Plus, sometimes, the line between "showing" and "telling" is quite blurred. Take this scene from Please Excuse Vera Dietz, a contemporary YA novel by A. S. King (and one of my favorite reads of the year thus far!):
(warning, one curse word and a pretty insignificant spoiler)
"So, I kiss him and it feels really nice, and I really don't care that James is twenty-three, or a college dropout, or that he smokes. I wonder if this is step two on the baby-steps-to-loserdom trip I seem to be taking tonight, but I simultaneously don't care. I'm eighteen years old and I've never had a real boyfriend. I've never got past first base or gone to the prom or got detention for PDA. All this time I thought that if I avoided all the slutty shit my mother must have done, I would be a good person. I'd be safe. I'd be better than her. But while James is kissing me and holding the back of my head with his strong fingers entwined in my hair, I realize I don't really care about my mother and how she became a shallow loser capable of leaving her husband and kid. I realize that this feels nice and I really want to keep doing it."
Other than the description of James holding her, it's a lot of "telling". So why does this passage kick me in the gut? I think it's because it's so sad; I realized here all Vera had been missing out on, how much she'd been holding herself back and never allowing herself to live, all because she was dealing with the repercussions of her mother's disappearance, and her fear of making some of the same mistakes. And here's where "showing vs. telling" gets confusing. Is King "telling" me Vera's history, or using Vera's history and word choice to "show" me how confused Vera is?

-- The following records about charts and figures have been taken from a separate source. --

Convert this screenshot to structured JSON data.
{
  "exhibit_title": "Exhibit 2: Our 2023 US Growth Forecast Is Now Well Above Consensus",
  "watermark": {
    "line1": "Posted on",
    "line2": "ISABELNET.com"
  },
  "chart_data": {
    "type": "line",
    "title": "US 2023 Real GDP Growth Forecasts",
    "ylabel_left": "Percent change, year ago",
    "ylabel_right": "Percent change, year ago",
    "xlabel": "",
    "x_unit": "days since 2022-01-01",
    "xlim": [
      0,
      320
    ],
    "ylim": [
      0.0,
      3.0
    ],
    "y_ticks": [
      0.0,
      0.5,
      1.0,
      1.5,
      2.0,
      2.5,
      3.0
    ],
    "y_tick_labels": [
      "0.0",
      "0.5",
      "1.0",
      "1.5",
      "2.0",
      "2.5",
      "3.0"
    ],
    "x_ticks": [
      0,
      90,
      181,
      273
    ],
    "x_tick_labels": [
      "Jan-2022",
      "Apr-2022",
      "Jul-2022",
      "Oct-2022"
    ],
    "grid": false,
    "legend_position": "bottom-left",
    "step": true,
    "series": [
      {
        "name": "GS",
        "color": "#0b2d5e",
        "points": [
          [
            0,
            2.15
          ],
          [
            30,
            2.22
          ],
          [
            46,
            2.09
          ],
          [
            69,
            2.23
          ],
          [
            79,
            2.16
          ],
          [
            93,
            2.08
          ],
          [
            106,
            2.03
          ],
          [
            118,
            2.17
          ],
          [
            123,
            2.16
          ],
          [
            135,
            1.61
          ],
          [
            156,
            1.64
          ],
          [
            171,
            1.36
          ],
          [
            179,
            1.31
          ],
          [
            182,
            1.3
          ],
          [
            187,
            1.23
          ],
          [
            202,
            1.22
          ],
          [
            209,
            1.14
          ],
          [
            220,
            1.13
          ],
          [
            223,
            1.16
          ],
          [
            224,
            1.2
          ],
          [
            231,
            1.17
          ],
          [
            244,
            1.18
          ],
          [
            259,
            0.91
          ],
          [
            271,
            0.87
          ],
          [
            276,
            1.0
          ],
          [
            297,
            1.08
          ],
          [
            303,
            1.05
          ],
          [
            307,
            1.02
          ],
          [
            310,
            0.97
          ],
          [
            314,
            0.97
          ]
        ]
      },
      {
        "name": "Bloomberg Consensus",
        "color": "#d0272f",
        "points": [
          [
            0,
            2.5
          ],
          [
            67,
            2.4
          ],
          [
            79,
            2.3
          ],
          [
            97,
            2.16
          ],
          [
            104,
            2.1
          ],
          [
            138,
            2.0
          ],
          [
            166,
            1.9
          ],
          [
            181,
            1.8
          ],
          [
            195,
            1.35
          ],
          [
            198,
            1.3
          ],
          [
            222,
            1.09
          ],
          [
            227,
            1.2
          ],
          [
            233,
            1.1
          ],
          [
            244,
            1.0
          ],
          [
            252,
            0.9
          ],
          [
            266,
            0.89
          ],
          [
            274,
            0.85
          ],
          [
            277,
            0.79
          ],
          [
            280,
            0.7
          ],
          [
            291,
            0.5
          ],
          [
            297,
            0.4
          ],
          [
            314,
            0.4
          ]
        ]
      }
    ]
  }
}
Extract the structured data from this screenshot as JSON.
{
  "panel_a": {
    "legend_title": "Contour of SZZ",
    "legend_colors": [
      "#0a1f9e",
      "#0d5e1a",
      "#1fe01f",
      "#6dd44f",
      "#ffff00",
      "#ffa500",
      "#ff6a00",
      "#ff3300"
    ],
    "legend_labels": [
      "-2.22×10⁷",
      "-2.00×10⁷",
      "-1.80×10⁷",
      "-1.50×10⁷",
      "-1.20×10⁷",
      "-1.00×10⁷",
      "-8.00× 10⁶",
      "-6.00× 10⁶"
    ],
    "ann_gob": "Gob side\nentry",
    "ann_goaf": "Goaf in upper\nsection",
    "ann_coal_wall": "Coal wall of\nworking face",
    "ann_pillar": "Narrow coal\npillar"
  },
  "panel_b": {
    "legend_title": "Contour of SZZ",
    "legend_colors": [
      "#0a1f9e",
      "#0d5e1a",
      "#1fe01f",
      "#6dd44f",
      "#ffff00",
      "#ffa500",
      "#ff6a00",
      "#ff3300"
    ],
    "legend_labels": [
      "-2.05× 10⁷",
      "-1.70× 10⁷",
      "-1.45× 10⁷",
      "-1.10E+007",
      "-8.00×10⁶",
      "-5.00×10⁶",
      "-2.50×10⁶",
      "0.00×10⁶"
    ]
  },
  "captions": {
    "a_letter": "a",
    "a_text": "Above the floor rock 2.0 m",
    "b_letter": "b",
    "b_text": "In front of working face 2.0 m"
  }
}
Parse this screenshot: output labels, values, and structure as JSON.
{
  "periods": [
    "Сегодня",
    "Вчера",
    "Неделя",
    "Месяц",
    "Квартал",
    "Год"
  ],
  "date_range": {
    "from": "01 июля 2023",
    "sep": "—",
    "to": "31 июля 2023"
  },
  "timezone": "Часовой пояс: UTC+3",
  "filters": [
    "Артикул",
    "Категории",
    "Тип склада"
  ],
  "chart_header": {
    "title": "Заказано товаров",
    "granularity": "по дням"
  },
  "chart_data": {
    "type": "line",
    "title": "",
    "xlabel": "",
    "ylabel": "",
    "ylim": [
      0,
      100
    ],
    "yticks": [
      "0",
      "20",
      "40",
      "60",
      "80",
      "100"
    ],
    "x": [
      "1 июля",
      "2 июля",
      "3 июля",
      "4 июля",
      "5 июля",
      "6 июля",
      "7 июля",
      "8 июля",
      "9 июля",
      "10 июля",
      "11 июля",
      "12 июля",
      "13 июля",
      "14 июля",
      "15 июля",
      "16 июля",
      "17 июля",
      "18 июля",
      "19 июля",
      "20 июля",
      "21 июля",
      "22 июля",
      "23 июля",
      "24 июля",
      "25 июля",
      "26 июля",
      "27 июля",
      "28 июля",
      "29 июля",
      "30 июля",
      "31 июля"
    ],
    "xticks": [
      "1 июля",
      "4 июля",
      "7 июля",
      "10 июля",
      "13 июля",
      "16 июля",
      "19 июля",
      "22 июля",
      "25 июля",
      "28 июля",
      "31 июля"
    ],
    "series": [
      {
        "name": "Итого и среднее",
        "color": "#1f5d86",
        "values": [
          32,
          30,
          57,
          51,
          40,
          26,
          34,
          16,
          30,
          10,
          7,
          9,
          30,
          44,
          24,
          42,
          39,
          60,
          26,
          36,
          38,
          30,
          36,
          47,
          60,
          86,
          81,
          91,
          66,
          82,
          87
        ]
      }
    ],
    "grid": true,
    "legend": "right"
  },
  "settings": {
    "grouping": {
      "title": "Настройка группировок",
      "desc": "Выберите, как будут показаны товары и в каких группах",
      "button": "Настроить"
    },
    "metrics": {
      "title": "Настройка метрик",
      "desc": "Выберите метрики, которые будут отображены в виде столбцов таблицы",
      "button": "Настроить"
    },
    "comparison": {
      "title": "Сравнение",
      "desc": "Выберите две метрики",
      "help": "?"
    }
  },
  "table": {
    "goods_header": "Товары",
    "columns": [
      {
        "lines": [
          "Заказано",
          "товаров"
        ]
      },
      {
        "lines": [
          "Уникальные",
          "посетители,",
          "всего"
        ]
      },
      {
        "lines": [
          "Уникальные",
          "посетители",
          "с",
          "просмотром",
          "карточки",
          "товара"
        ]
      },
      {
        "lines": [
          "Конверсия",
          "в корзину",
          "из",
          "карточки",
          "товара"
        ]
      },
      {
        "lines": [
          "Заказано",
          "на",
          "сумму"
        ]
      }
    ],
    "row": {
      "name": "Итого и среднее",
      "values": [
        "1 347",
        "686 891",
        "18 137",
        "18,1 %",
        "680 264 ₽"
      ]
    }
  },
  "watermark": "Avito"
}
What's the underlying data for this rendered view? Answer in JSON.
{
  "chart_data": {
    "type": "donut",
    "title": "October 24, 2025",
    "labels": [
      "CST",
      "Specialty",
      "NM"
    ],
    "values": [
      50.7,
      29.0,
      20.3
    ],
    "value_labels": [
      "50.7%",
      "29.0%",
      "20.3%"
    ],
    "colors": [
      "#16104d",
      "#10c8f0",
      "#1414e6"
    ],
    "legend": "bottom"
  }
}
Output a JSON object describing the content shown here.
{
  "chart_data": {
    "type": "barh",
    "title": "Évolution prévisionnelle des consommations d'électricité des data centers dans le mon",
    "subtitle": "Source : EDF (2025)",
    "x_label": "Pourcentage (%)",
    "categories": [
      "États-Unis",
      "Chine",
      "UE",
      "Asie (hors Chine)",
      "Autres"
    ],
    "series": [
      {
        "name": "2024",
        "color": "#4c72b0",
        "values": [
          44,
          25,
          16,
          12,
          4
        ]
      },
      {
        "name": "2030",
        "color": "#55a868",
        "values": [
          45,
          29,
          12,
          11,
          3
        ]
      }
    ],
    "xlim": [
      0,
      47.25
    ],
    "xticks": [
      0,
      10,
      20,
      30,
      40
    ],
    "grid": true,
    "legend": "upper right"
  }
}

This really gets at the heart of why I think "showing vs. telling" is over-used and meaningless. The best writing is a combination of both. It's using language in whatever unique way is necessary to create gut-wrenching scenes and sympathetic characters. So sure, sometimes even I need a reminder that I should draw a scene out more, "show" what's going on inside a character's head, heart, and lower intestines. But I do wish writer-dom would get over the phrase!
In other writerly, end of November news, my revision is near complete. Yay! It's about to go out to a small group of readers--and on the off chance any of them are reading this, feel free to remind me about "show vs. tell." I'm sure you're right.
How do you feel about the phrase "show vs. tell"? Is there any other writing advice that sets your teeth on edge?